IV.  La décision faisant l’objet du contrôle

[48]  La Commission a approuvé le rapport d’enquête selon lequel l’explication donnée par la défenderesse pour la résiliation de la relation contractuelle avec la demanderesse n’était pas un prétexte à la discrimination fondée sur l’âge ou l’état matrimonial. La décision est datée du 31 janvier 2017, alors que le rapport, signé par l’enquêteur, est daté du 21 octobre 2016. Durant la période entre le rapport et la décision, la demanderesse et la défenderesse ont présenté leurs arguments et leurs réponses aux observations de l’autre partie.

[49]  L’objection préliminaire à la compétence de la Commission avait déjà été rejetée le 13 août 2015, la Commission ayant conclu que [traduction] « lorsqu’on examine la relation entre la plaignante et la défenderesse sous l’angle du contrôle et de la dépendance, il semble qu’elle peut être considérée comme un emploi aux fins de la Loi ». Cela, malgré qu’elle ait reconnu qu’[traduction] « il est clair que la plaignante n’était pas dans une relation employeur/employé traditionnelle avec la défenderesse » (au paragraphe 38).

[50]  La question de compétence ayant été tranchée plus tôt, la Commission s’est dite satisfaite, selon le critère peu rigoureux applicable, de l’allégation selon laquelle Mme Demitor avait été [traduction] « congédiée en raison du mécontentement de [son] mari », puisqu’il était reconnu que la résiliation impliquait le conjoint de la plaignante (au paragraphe 14). De même, la Commission était disposée à poursuivre l’analyse en fonction du critère peu rigoureux selon lequel [traduction] « un employé plus jeune de la défenderesse a pu occuper les fonctions de la défenderesse [sic] après son départ » (au paragraphe 15). Par conséquent, la Commission en a vu suffisamment pour passer à la deuxième étape, où un examen plus approfondi de l’explication offerte par la défenderesse a lieu.
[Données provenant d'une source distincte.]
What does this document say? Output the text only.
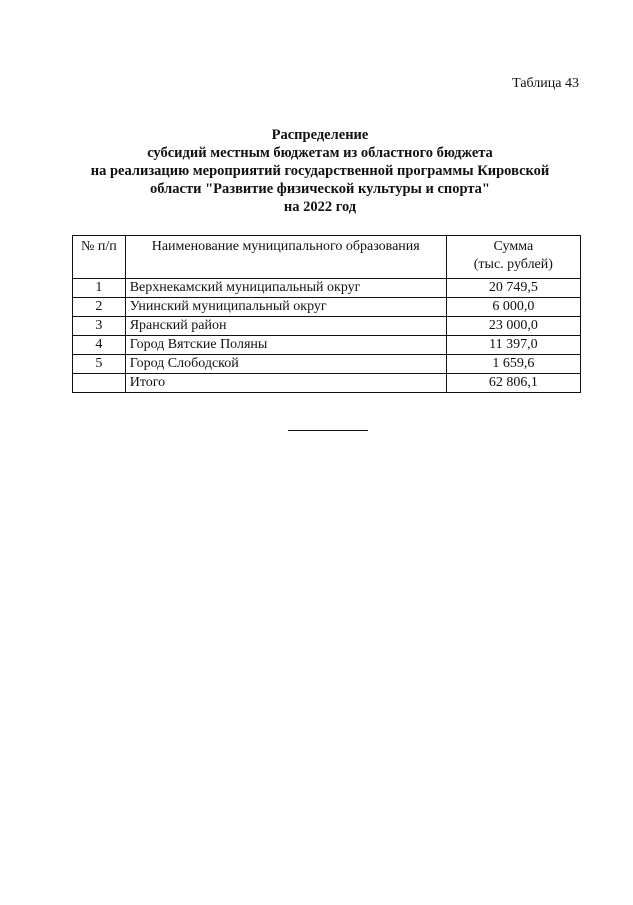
Таблица 43
Распределение
субсидий местным бюджетам из областного бюджета
на реализацию мероприятий государственной программы Кировской
области "Развитие физической культуры и спорта"
на 2022 год
№ п/п	Наименование муниципального образования	Сумма
(тыс. рублей)

1	Верхнекамский муниципальный округ	20 749,5
2	Унинский муниципальный округ	6 000,0
3	Яранский район	23 000,0
4	Город Вятские Поляны	11 397,0
5	Город Слободской	1 659,6
	Итого	62 806,1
[51]  Puisque la demanderesse ne conteste pas le bien-fondé de la décision de la Commission, une analyse approfondie de la décision n’est pas requise. Il suffira de dire que le rapport d’enquête et la décision reproduisent intégralement le courriel envoyé par le mari de Mme Demitor le 16 juillet 2013. Il est littéralement la pièce centrale. La Commission estime qu’il n’y a pas de lien établi avec l’âge par la demanderesse, puisque les éléments de preuve [traduction] « sembleraient démontrer que la défenderesse a choisi de centraliser le développement de son inventaire environnemental et de produits chimiques au moyen d’un système élaboré par sa société mère » (au paragraphe 41).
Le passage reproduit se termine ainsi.